The 560-page 802.11n amendment enables roll-out of significantly more scalable WLANs that deliver 10-fold-greater data rates than previously defined by the 802.11standards, while ensuring co-existence with legacy systems and security implementations.
Like previous advanced Wi-Fi standards, 802.11n will utilise multiple receivers and transmitters, a technology known as multiple-input multiple-output. This allows parallel streams of data transmissions, or spatial multiplexing. The 802.11n standard will also incorporate orthogonal frequency-division multiplexing (OFDM). OFDM splits signal frequencies up into several modulated channels for increased throughput. Aside from private and commercial LANs, 802.11n is expected to support an array of personal electronics including handheld devices.
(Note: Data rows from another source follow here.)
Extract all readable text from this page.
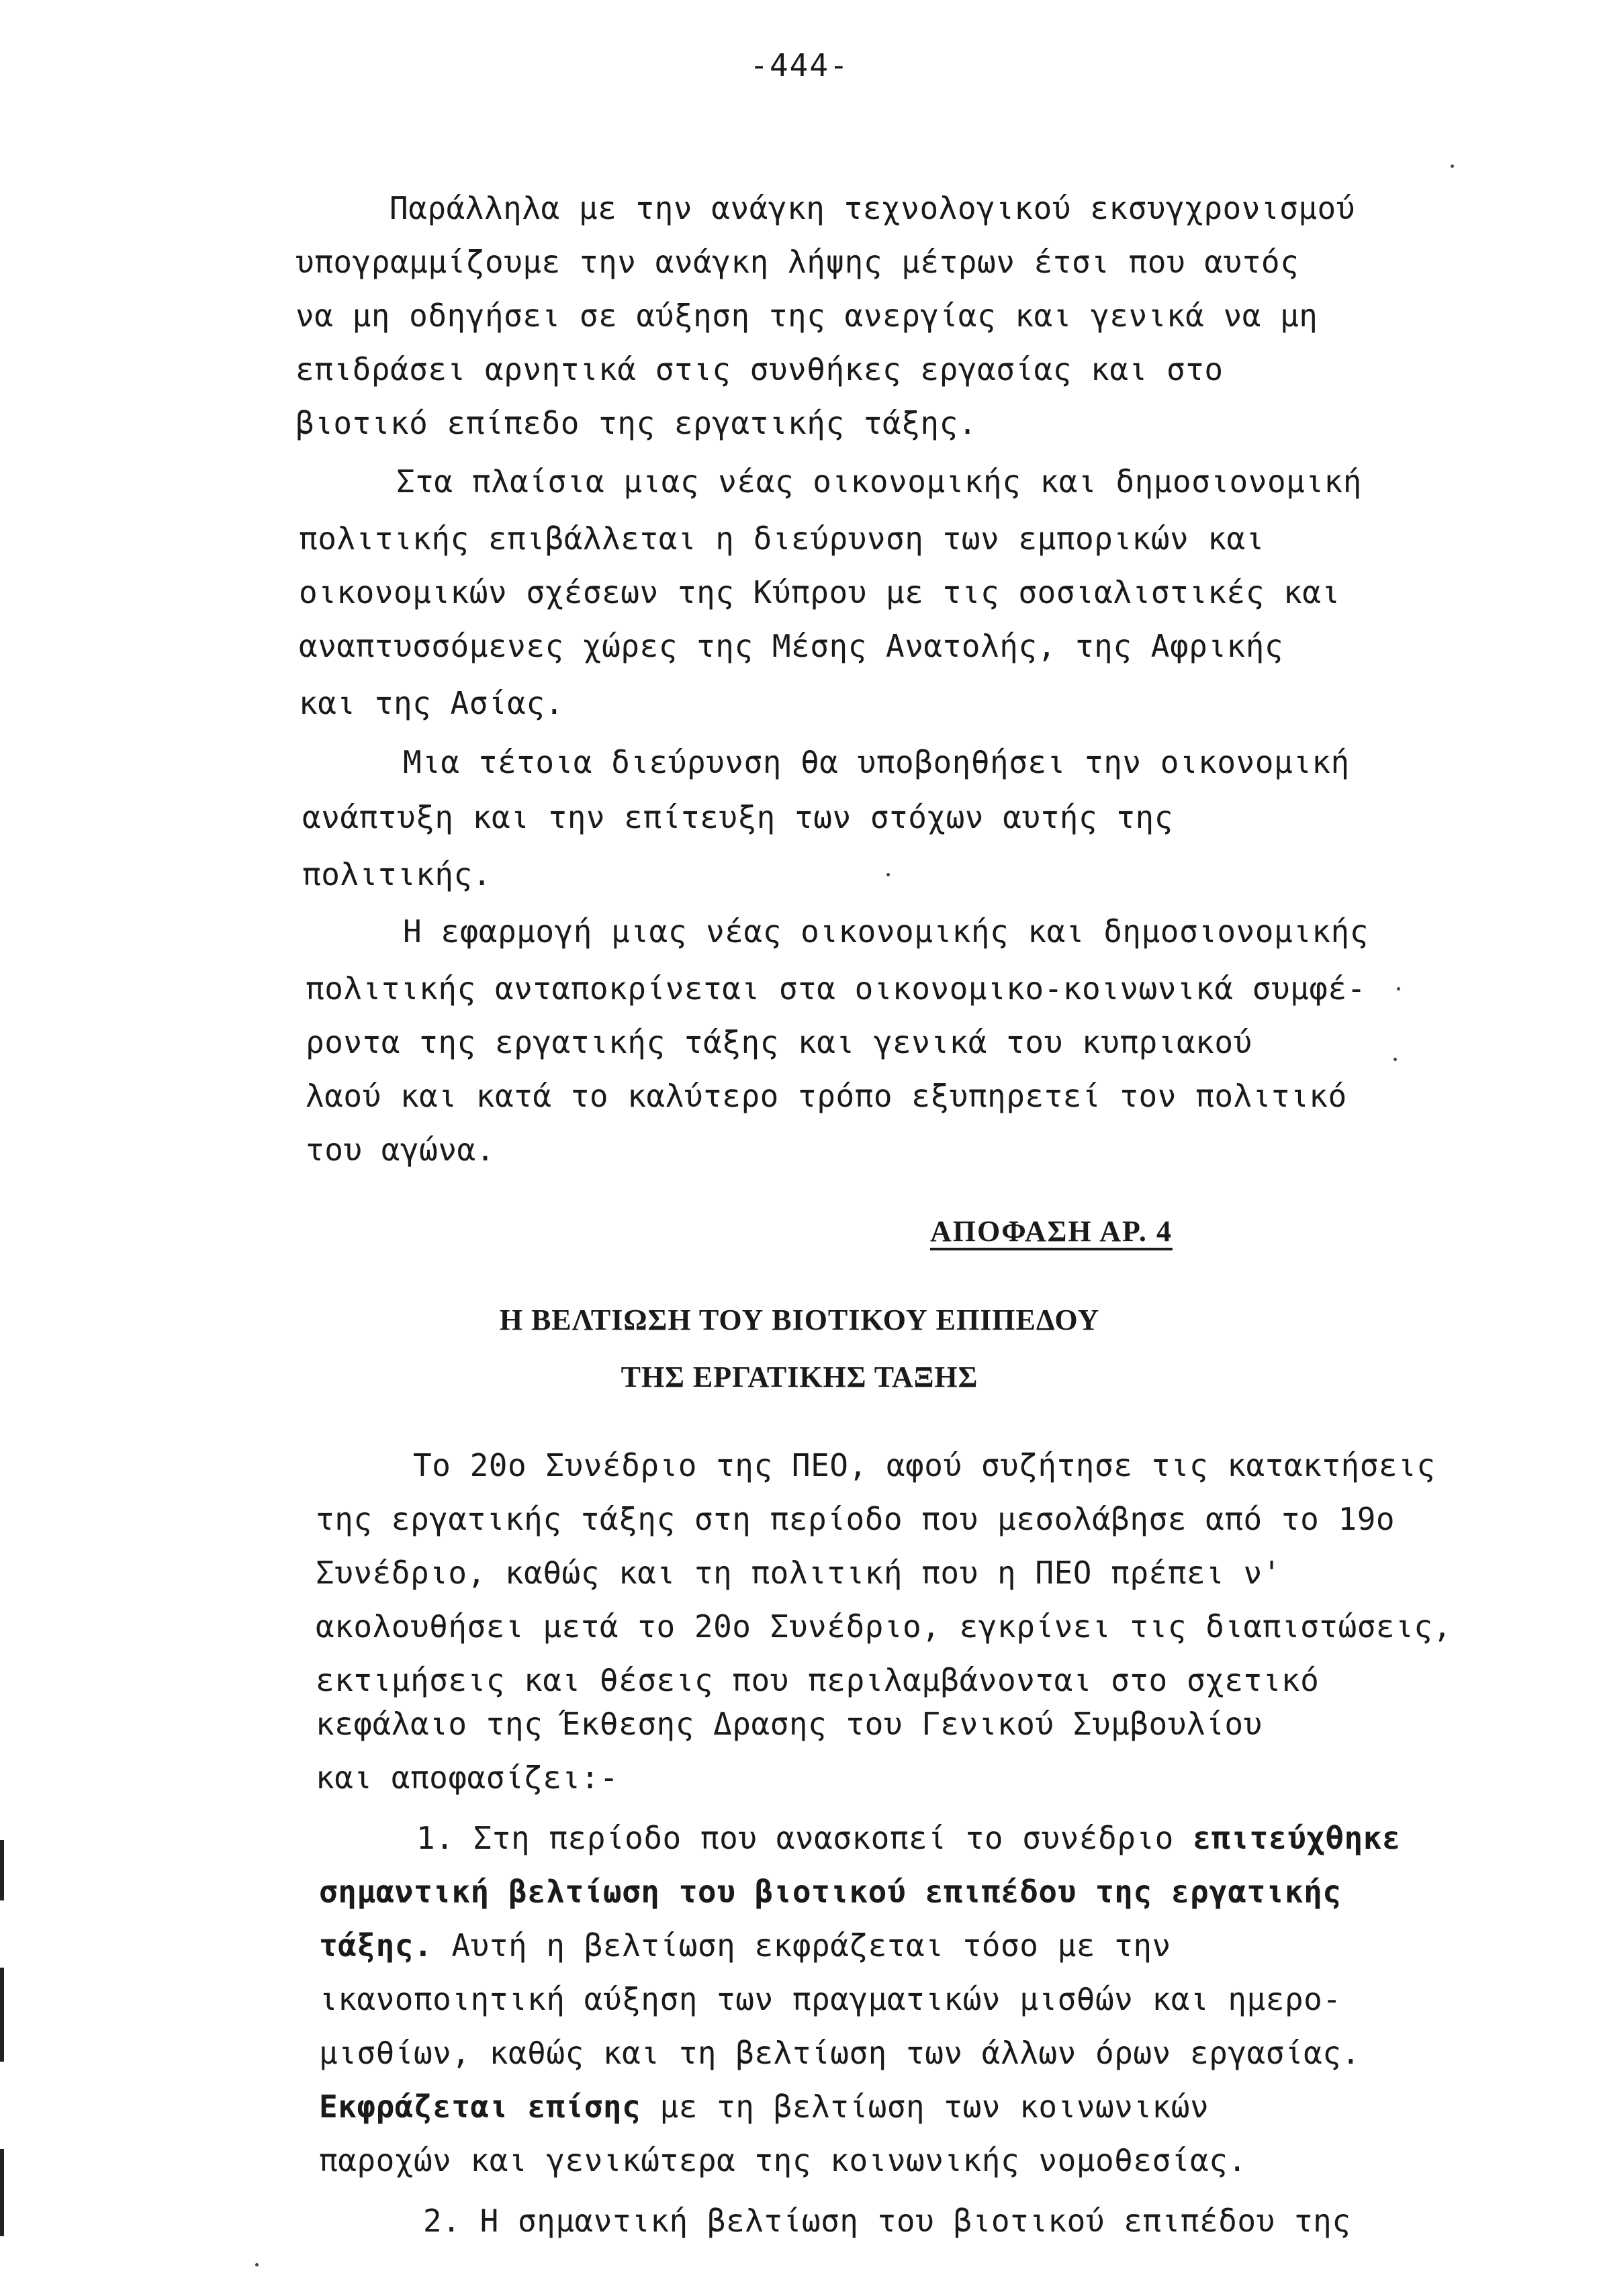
-444-
Παράλληλα με την ανάγκη τεχνολογικού εκσυγχρονισμού
υπογραμμίζουμε την ανάγκη λήψης μέτρων έτσι που αυτός
να μη οδηγήσει σε αύξηση της ανεργίας και γενικά να μη
επιδράσει αρνητικά στις συνθήκες εργασίας και στο
βιοτικό επίπεδο της εργατικής τάξης.
Στα πλαίσια μιας νέας οικονομικής και δημοσιονομική
πολιτικής επιβάλλεται η διεύρυνση των εμπορικών και
οικονομικών σχέσεων της Κύπρου με τις σοσιαλιστικές και
αναπτυσσόμενες χώρες της Μέσης Ανατολής, της Αφρικής
και της Ασίας.
Μια τέτοια διεύρυνση θα υποβοηθήσει την οικονομική
ανάπτυξη και την επίτευξη των στόχων αυτής της
πολιτικής.
Η εφαρμογή μιας νέας οικονομικής και δημοσιονομικής
πολιτικής ανταποκρίνεται στα οικονομικο-κοινωνικά συμφέ-
ροντα της εργατικής τάξης και γενικά του κυπριακού
λαού και κατά το καλύτερο τρόπο εξυπηρετεί τον πολιτικό
του αγώνα.
ΑΠΟΦΑΣΗ ΑΡ. 4
Η ΒΕΛΤΙΩΣΗ ΤΟΥ ΒΙΟΤΙΚΟΥ ΕΠΙΠΕΔΟΥ
ΤΗΣ ΕΡΓΑΤΙΚΗΣ ΤΑΞΗΣ
Το 20ο Συνέδριο της ΠΕΟ, αφού συζήτησε τις κατακτήσεις
της εργατικής τάξης στη περίοδο που μεσολάβησε από το 19ο
Συνέδριο, καθώς και τη πολιτική που η ΠΕΟ πρέπει ν'
ακολουθήσει μετά το 20ο Συνέδριο, εγκρίνει τις διαπιστώσεις,
εκτιμήσεις και θέσεις που περιλαμβάνονται στο σχετικό
κεφάλαιο της Έκθεσης Δρασης του Γενικού Συμβουλίου
και αποφασίζει:-
1. Στη περίοδο που ανασκοπεί το συνέδριο επιτεύχθηκε
σημαντική βελτίωση του βιοτικού επιπέδου της εργατικής
τάξης. Αυτή η βελτίωση εκφράζεται τόσο με την
ικανοποιητική αύξηση των πραγματικών μισθών και ημερο-
μισθίων, καθώς και τη βελτίωση των άλλων όρων εργασίας.
Εκφράζεται επίσης με τη βελτίωση των κοινωνικών
παροχών και γενικώτερα της κοινωνικής νομοθεσίας.
2. Η σημαντική βελτίωση του βιοτικού επιπέδου της
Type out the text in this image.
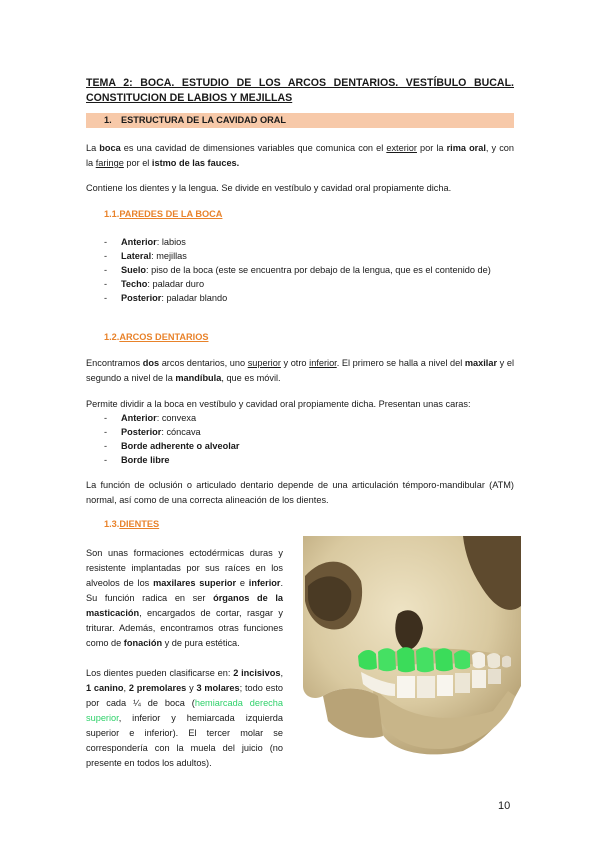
TEMA 2: BOCA. ESTUDIO DE LOS ARCOS DENTARIOS. VESTÍBULO BUCAL.
CONSTITUCION DE LABIOS Y MEJILLAS
1. ESTRUCTURA DE LA CAVIDAD ORAL
La boca es una cavidad de dimensiones variables que comunica con el exterior por la rima oral, y con la faringe por el istmo de las fauces.
Contiene los dientes y la lengua. Se divide en vestíbulo y cavidad oral propiamente dicha.
1.1.PAREDES DE LA BOCA
- Anterior: labios
- Lateral: mejillas
- Suelo: piso de la boca (este se encuentra por debajo de la lengua, que es el contenido de)
- Techo: paladar duro
- Posterior: paladar blando
1.2.ARCOS DENTARIOS
Encontramos dos arcos dentarios, uno superior y otro inferior. El primero se halla a nivel del maxilar y el segundo a nivel de la mandíbula, que es móvil.
Permite dividir a la boca en vestíbulo y cavidad oral propiamente dicha. Presentan unas caras:
- Anterior: convexa
- Posterior: cóncava
- Borde adherente o alveolar
- Borde libre
La función de oclusión o articulado dentario depende de una articulación témporo-mandibular (ATM) normal, así como de una correcta alineación de los dientes.
1.3.DIENTES
Son unas formaciones ectodérmicas duras y resistente implantadas por sus raíces en los alveolos de los maxilares superior e inferior. Su función radica en ser órganos de la masticación, encargados de cortar, rasgar y triturar. Además, encontramos otras funciones como de fonación y de pura estética.
Los dientes pueden clasificarse en: 2 incisivos, 1 canino, 2 premolares y 3 molares; todo esto por cada ¼ de boca (hemiarcada derecha superior, inferior y hemiarcada izquierda superior e inferior). El tercer molar se correspondería con la muela del juicio (no presente en todos los adultos).
10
Raath sees early implementation in the educational and manufacturing sectors. In the educational sector 801.11n installations will significantly improve web searching, downloading of large files or online collaboration. This will bring the newly acquired international connectivity that Seacom is supplying to the Tertiary Education and Research Network of South Africa (TENET), closer to the student population.
To get the full benefit, students will have to own an 802.11n-enabled notebook or a plug-in modem, both of which are currently expensive. As the system becomes more pervasive and the demand of 802.11n notebooks increases, the cost is likely to drop dramatically.
“All 802.11n networks that we are currently installing have two transmitters and are also able to offer 802.11b/g connectivity,” said Raath.
“In the manufacturing space, wireless technology is finding wide application as more and more wireless mesh networks are deployed to manage and monitor operations. For example forklifts can be equipped with RFID sensors so that instructions can be directly transmitted from the control room and the entire operation controlled wirelessly.”
The new Wi-Fi standard has opened up a new world and is already starting to challenge installations using standard LAN cabling, which cannot provide the increasing demand for bandwidth.